Evra and van Gaal comments underline Woodward's failings once again
Louis van Gaal has lifted the lid to FourFourTwo about ten potential signings he wanted at Manchester United.
The list is mouth-watering; Neymar, Sergio Ramos, Thomas Muller, Mats Hummels, N’Golo Kante, Riyad Mahrez, Robert Lewandowski, Gonzalo Higuain, Sadio Mane – and James Milner.
Of course, Ed Woodward was never going to sign all of those players.
But van Gaal’s admission that United ‘only got third-, fourth- or fifth-choice players’ is a damning verdict on the Englishman’s competence.
Same problems rearing their head
Perhaps some of the names on that list – Neymar, Ramos, Lewandowski – were completely unrealistic, and Leeds-born James Milner would have taken a lot of convincing too.
But Mane, Kante and Mahrez since moved to three direct rivals – Liverpool, Chelsea and Manchester City, as United floundered under Woodward.
Ultimately, Woodward failed to get the players through the door that the manager he handpicked felt United needed.
We are seeing similar now, years later, with the Jadon Sancho saga coming after Bruno Fernandes was signed months after he should have arrived.

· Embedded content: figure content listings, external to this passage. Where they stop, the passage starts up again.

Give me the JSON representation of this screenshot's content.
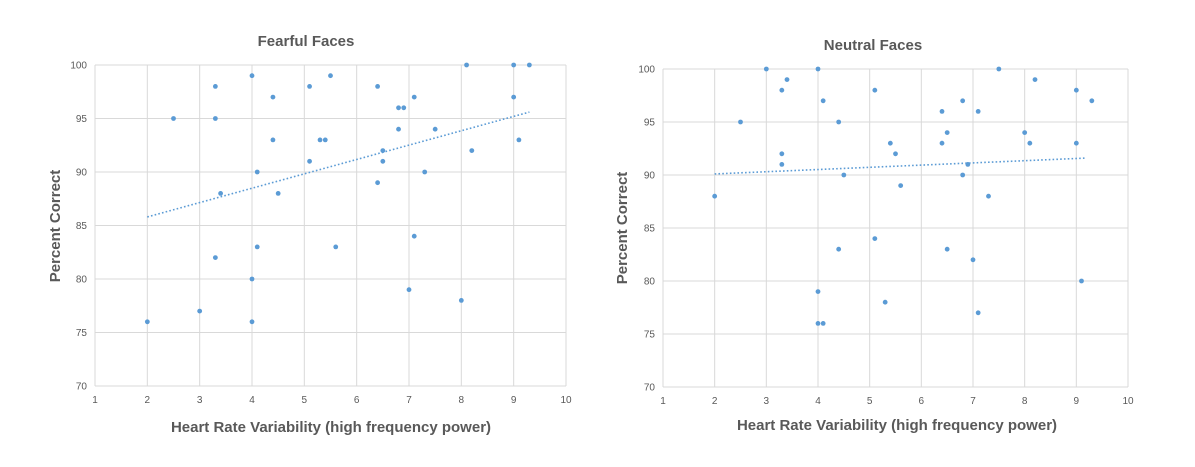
{
  "colors": {
    "marker": "#5b9bd5",
    "grid": "#d9d9d9",
    "text": "#595959"
  },
  "chart_data": [
    {
      "type": "scatter",
      "title": "Fearful Faces",
      "xlabel": "Heart Rate Variability (high frequency power)",
      "ylabel": "Percent Correct",
      "xlim": [
        1,
        10
      ],
      "ylim": [
        70,
        100
      ],
      "x_ticks": [
        1,
        2,
        3,
        4,
        5,
        6,
        7,
        8,
        9,
        10
      ],
      "y_ticks": [
        70,
        75,
        80,
        85,
        90,
        95,
        100
      ],
      "grid": true,
      "trendline": {
        "style": "dotted",
        "x": [
          2,
          9.3
        ],
        "y": [
          85.8,
          95.6
        ]
      },
      "points": [
        [
          2,
          76
        ],
        [
          2.5,
          95
        ],
        [
          3,
          77
        ],
        [
          3.3,
          98
        ],
        [
          3.3,
          95
        ],
        [
          3.3,
          82
        ],
        [
          3.4,
          88
        ],
        [
          4,
          99
        ],
        [
          4,
          80
        ],
        [
          4,
          76
        ],
        [
          4.1,
          90
        ],
        [
          4.1,
          83
        ],
        [
          4.4,
          97
        ],
        [
          4.4,
          93
        ],
        [
          4.5,
          88
        ],
        [
          5.1,
          98
        ],
        [
          5.1,
          91
        ],
        [
          5.3,
          93
        ],
        [
          5.4,
          93
        ],
        [
          5.5,
          99
        ],
        [
          5.6,
          83
        ],
        [
          6.4,
          98
        ],
        [
          6.4,
          89
        ],
        [
          6.5,
          92
        ],
        [
          6.5,
          91
        ],
        [
          6.8,
          96
        ],
        [
          6.8,
          94
        ],
        [
          6.9,
          96
        ],
        [
          7,
          79
        ],
        [
          7.1,
          97
        ],
        [
          7.1,
          84
        ],
        [
          7.3,
          90
        ],
        [
          7.5,
          94
        ],
        [
          8,
          78
        ],
        [
          8.1,
          100
        ],
        [
          8.2,
          92
        ],
        [
          9,
          100
        ],
        [
          9,
          97
        ],
        [
          9.1,
          93
        ],
        [
          9.3,
          100
        ]
      ]
    },
    {
      "type": "scatter",
      "title": "Neutral Faces",
      "xlabel": "Heart Rate Variability (high frequency power)",
      "ylabel": "Percent Correct",
      "xlim": [
        1,
        10
      ],
      "ylim": [
        70,
        100
      ],
      "x_ticks": [
        1,
        2,
        3,
        4,
        5,
        6,
        7,
        8,
        9,
        10
      ],
      "y_ticks": [
        70,
        75,
        80,
        85,
        90,
        95,
        100
      ],
      "grid": true,
      "trendline": {
        "style": "dotted",
        "x": [
          2,
          9.2
        ],
        "y": [
          90.1,
          91.6
        ]
      },
      "points": [
        [
          2,
          88
        ],
        [
          2.5,
          95
        ],
        [
          3,
          100
        ],
        [
          3.3,
          98
        ],
        [
          3.3,
          92
        ],
        [
          3.3,
          91
        ],
        [
          3.4,
          99
        ],
        [
          4,
          100
        ],
        [
          4,
          79
        ],
        [
          4,
          76
        ],
        [
          4.1,
          97
        ],
        [
          4.1,
          76
        ],
        [
          4.4,
          95
        ],
        [
          4.4,
          83
        ],
        [
          4.5,
          90
        ],
        [
          5.1,
          98
        ],
        [
          5.1,
          84
        ],
        [
          5.3,
          78
        ],
        [
          5.4,
          93
        ],
        [
          5.5,
          92
        ],
        [
          5.6,
          89
        ],
        [
          6.4,
          96
        ],
        [
          6.4,
          93
        ],
        [
          6.5,
          94
        ],
        [
          6.5,
          83
        ],
        [
          6.8,
          97
        ],
        [
          6.8,
          90
        ],
        [
          6.9,
          91
        ],
        [
          7,
          82
        ],
        [
          7.1,
          96
        ],
        [
          7.1,
          77
        ],
        [
          7.3,
          88
        ],
        [
          7.5,
          100
        ],
        [
          8,
          94
        ],
        [
          8.1,
          93
        ],
        [
          8.2,
          99
        ],
        [
          9,
          98
        ],
        [
          9,
          93
        ],
        [
          9.1,
          80
        ],
        [
          9.3,
          97
        ]
      ]
    }
  ]
}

Woodward failed to deliver for van Gaal – and to varny degrees for David Moyes and Jose Mourinho – and is making a similar meal of the current transfer window.
Recent comments in the Guardian from United legend Patrice Evra showed Woodward’s lack of competence is not limited to failing to secure transfer targets.
The Frenchman said: “I felt betrayed by Ed. I called Juventus to tell them I am coming. Ed then said: ‘We offer you a two-year contract, more money, the captaincy, a testimonial.’ Too late.”
Woodward failed to extend the contract of a player who clearly loved United, just as he did last summer with Ander Herrera.
Within one season, both men were playing in the Champions League final; Evra in 2015, Herrera on Sunday night with PSG.
While United were never going to match PSG’s offer for Herrera, letting the Spaniard’s contract get to the final few months unrenewed was asking for trouble.